Nice find! Mr. Haywood’s script reports the exact UE3 vertex count inside 3DSMAX for the skeletal mesh I tested, albeit after a pause for processing (287 verts vs. 145 in MAX). Gonna see if I can speed it up.

Maybe an option to highlight (select) edges where the mesh is split would be useful.

What you really want to show the artists is the vert to tri ratio - which you can get by dividing the number of triangles in the model by the number verts that the script gives you. The least efficient model will have a vert to tri ratio of 3 - meaning that each triangle has its own unique set of three verts and there’s no vertex sharing happening at all. The most efficient models will have a vert to tri ratio of 1 or less - meaning that every tri is sharing its verts with other tris. If you can keep your vert to tri ratio for all models below 1.2 or 1.3 you’re doing pretty good.

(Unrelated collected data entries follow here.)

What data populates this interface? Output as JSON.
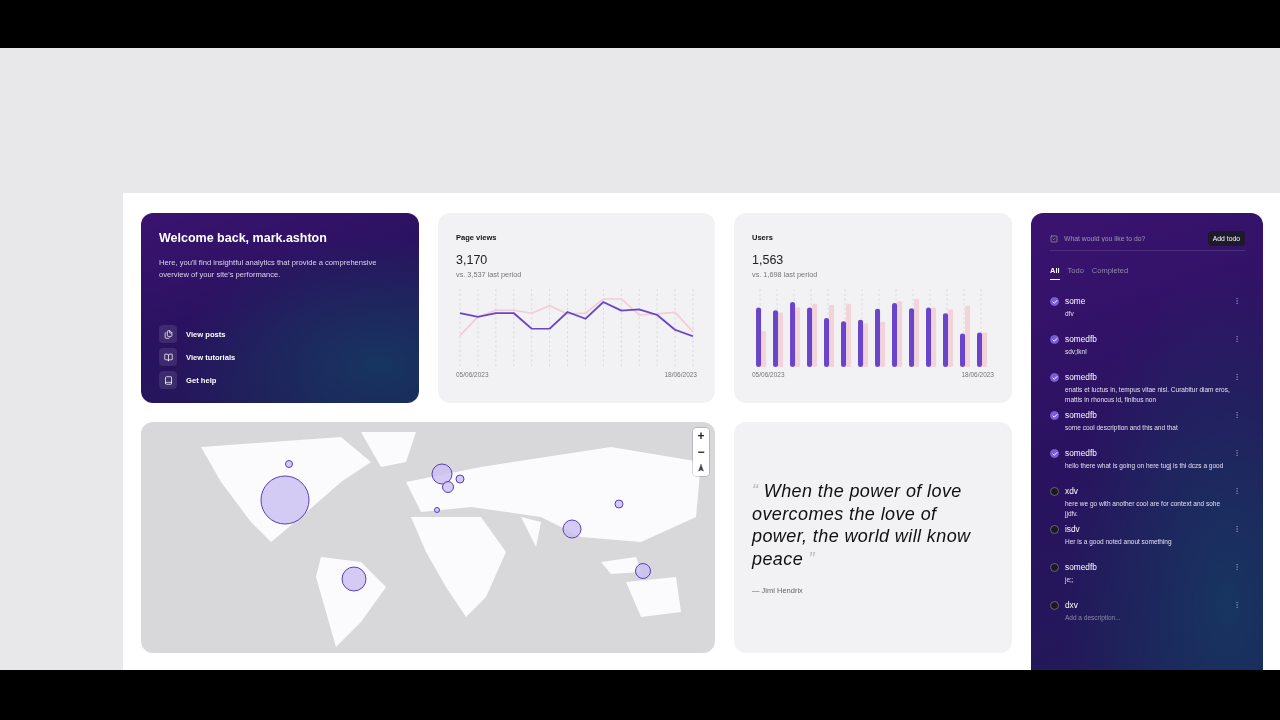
{
  "welcome": {
    "title": "Welcome back, mark.ashton",
    "text": "Here, you'll find insightful analytics that provide a comprehensive overview of your site's performance.",
    "links": [
      {
        "label": "View posts"
      },
      {
        "label": "View tutorials"
      },
      {
        "label": "Get help"
      }
    ]
  },
  "stats": [
    {
      "kind": "line",
      "title": "Page views",
      "value": "3,170",
      "comparison": "vs. 3,537 last period",
      "start_date": "05/06/2023",
      "end_date": "18/06/2023"
    },
    {
      "kind": "bar",
      "title": "Users",
      "value": "1,563",
      "comparison": "vs. 1,698 last period",
      "start_date": "05/06/2023",
      "end_date": "18/06/2023"
    }
  ],
  "map": {
    "kind": "picture",
    "zoom_in": "+",
    "zoom_out": "−"
  },
  "quote": {
    "open_mark": "“",
    "text": "When the power of love overcomes the love of power, the world will know peace",
    "close_mark": "”",
    "author": "— Jimi Hendrix"
  },
  "todo": {
    "placeholder": "What would you like to do?",
    "add_button": "Add todo",
    "tabs": [
      {
        "label": "All",
        "selected": true
      },
      {
        "label": "Todo",
        "selected": false
      },
      {
        "label": "Completed",
        "selected": false
      }
    ],
    "items": [
      {
        "title": "some",
        "description": "dfv",
        "checked": true
      },
      {
        "title": "somedfb",
        "description": "sdv;lknl",
        "checked": true
      },
      {
        "title": "somedfb",
        "description": "enatis et luctus in, tempus vitae nisl. Curabitur diam eros, mattis in rhoncus id, finibus non",
        "checked": true
      },
      {
        "title": "somedfb",
        "description": "some cool description and this and that",
        "checked": true
      },
      {
        "title": "somedfb",
        "description": "hello there what is going on here tugj is thi dczs a good",
        "checked": true
      },
      {
        "title": "xdv",
        "description": "here we go with another cool are for context and sohe jjdfv.",
        "checked": false
      },
      {
        "title": "isdv",
        "description": "Her is a good noted anout something",
        "checked": false
      },
      {
        "title": "somedfb",
        "description": "je;;",
        "checked": false
      },
      {
        "title": "dxv",
        "placeholder": "Add a description...",
        "checked": false
      }
    ]
  }
}
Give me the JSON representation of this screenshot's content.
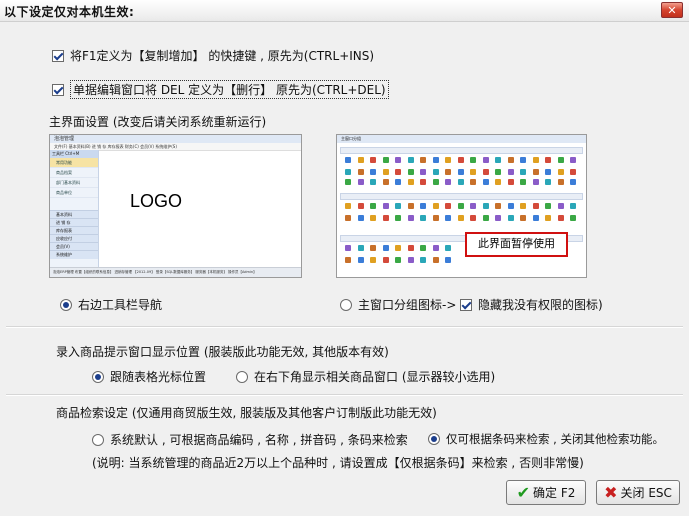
{
  "window": {
    "title": "以下设定仅对本机生效:",
    "close_label": "✕"
  },
  "options": {
    "f1_shortcut": {
      "label": "将F1定义为【复制增加】 的快捷键 , 原先为(CTRL+INS)",
      "checked": true
    },
    "del_shortcut": {
      "label": "单据编辑窗口将 DEL 定义为【删行】  原先为(CTRL+DEL)",
      "checked": true
    }
  },
  "main_ui": {
    "heading": "主界面设置 (改变后请关闭系统重新运行)",
    "left_preview": {
      "window_title": "泡泡管理",
      "menu": "文件(F)  基本资料(B)  进 销 存  库存报表  财务(C)  会员(V)  系统维护(S)",
      "sidebar_header": "工具栏 Ctrl+M",
      "sidebar_items": [
        "常用功能",
        "商品档案",
        "部门基本资料",
        "商品单位"
      ],
      "sidebar_bottom": [
        "基本资料",
        "进  销  存",
        "库存报表",
        "应收应付",
        "会员(V)",
        "系统维护"
      ],
      "logo": "LOGO",
      "status": "泡泡ERP管理 布置【组织的联系信息】  进销存管理 【2012-09】 登录【SQL数据库服务】 服务器【本机服务】 操作员【Admin】"
    },
    "right_preview": {
      "window_title": "主窗口分组",
      "notice": "此界面暂停使用"
    },
    "radio_toolbar": {
      "label": "右边工具栏导航",
      "checked": true
    },
    "radio_group": {
      "label": "主窗口分组图标->",
      "checked": false
    },
    "hide_no_permission": {
      "label": "隐藏我没有权限的图标)",
      "checked": true
    }
  },
  "product_tip": {
    "heading": "录入商品提示窗口显示位置 (服装版此功能无效, 其他版本有效)",
    "follow_cursor": {
      "label": "跟随表格光标位置",
      "checked": true
    },
    "bottom_right": {
      "label": "在右下角显示相关商品窗口 (显示器较小选用)",
      "checked": false
    }
  },
  "product_search": {
    "heading": "商品检索设定 (仅通用商贸版生效, 服装版及其他客户订制版此功能无效)",
    "system_default": {
      "label": "系统默认 , 可根据商品编码 , 名称 , 拼音码 , 条码来检索",
      "checked": false
    },
    "barcode_only": {
      "label": "仅可根据条码来检索 , 关闭其他检索功能。",
      "checked": true
    },
    "note": "(说明: 当系统管理的商品近2万以上个品种时 , 请设置成【仅根据条码】来检索 , 否则非常慢)"
  },
  "buttons": {
    "ok": "确定 F2",
    "ok_icon": "check-icon",
    "cancel": "关闭 ESC",
    "cancel_icon": "x-icon"
  },
  "colors": {
    "notice_border": "#d01010",
    "radio_fill": "#1c3e8c",
    "close_button": "#d5442f",
    "ok_icon": "#1f9a1f",
    "cancel_icon": "#c82020"
  }
}
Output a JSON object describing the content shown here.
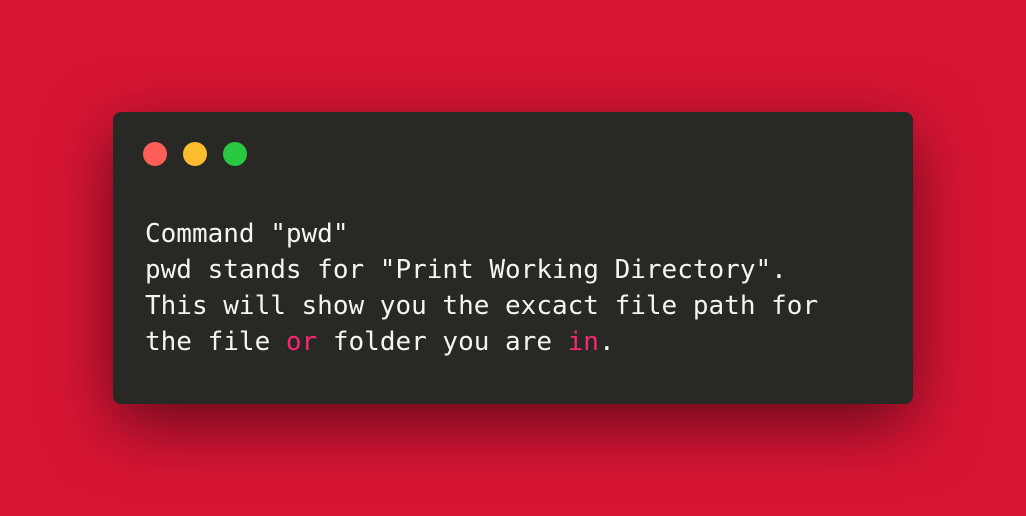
{
  "window": {
    "buttons": [
      {
        "name": "close",
        "color": "#ff5f57"
      },
      {
        "name": "minimize",
        "color": "#febc2e"
      },
      {
        "name": "maximize",
        "color": "#28c840"
      }
    ]
  },
  "code": {
    "line1": "Command \"pwd\"",
    "line2": "pwd stands for \"Print Working Directory\".",
    "line3": "This will show you the excact file path for",
    "line4_prefix": "the file ",
    "line4_kw1": "or",
    "line4_mid": " folder you are ",
    "line4_kw2": "in",
    "line4_suffix": ".",
    "keyword_color": "#f92672",
    "text_color": "#f4f4f0"
  },
  "colors": {
    "background": "#d91535",
    "window_background": "#282824"
  }
}
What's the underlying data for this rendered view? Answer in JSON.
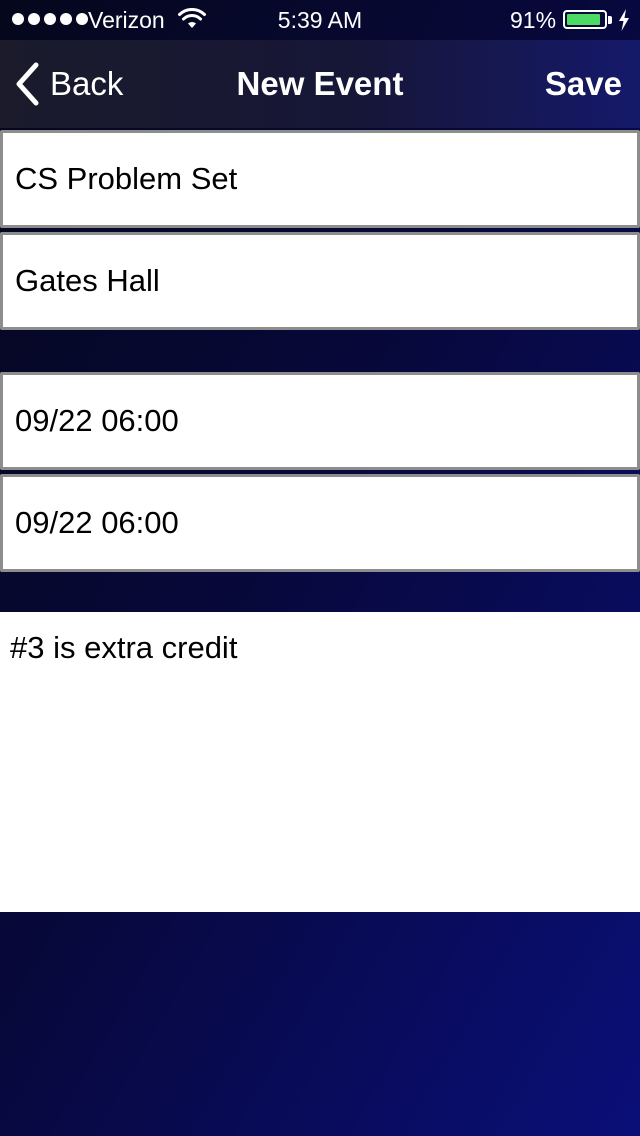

At that last company I worked with, the model exporter spit out this info and then gave the artist an efficiency score that helped them see how well their model was using verts. This really helped our performance since the artists started caring about getting good scores and noticing when there were problems.

It’s pretty amazing how many more polygons the game can push when everything is using verts efficiently.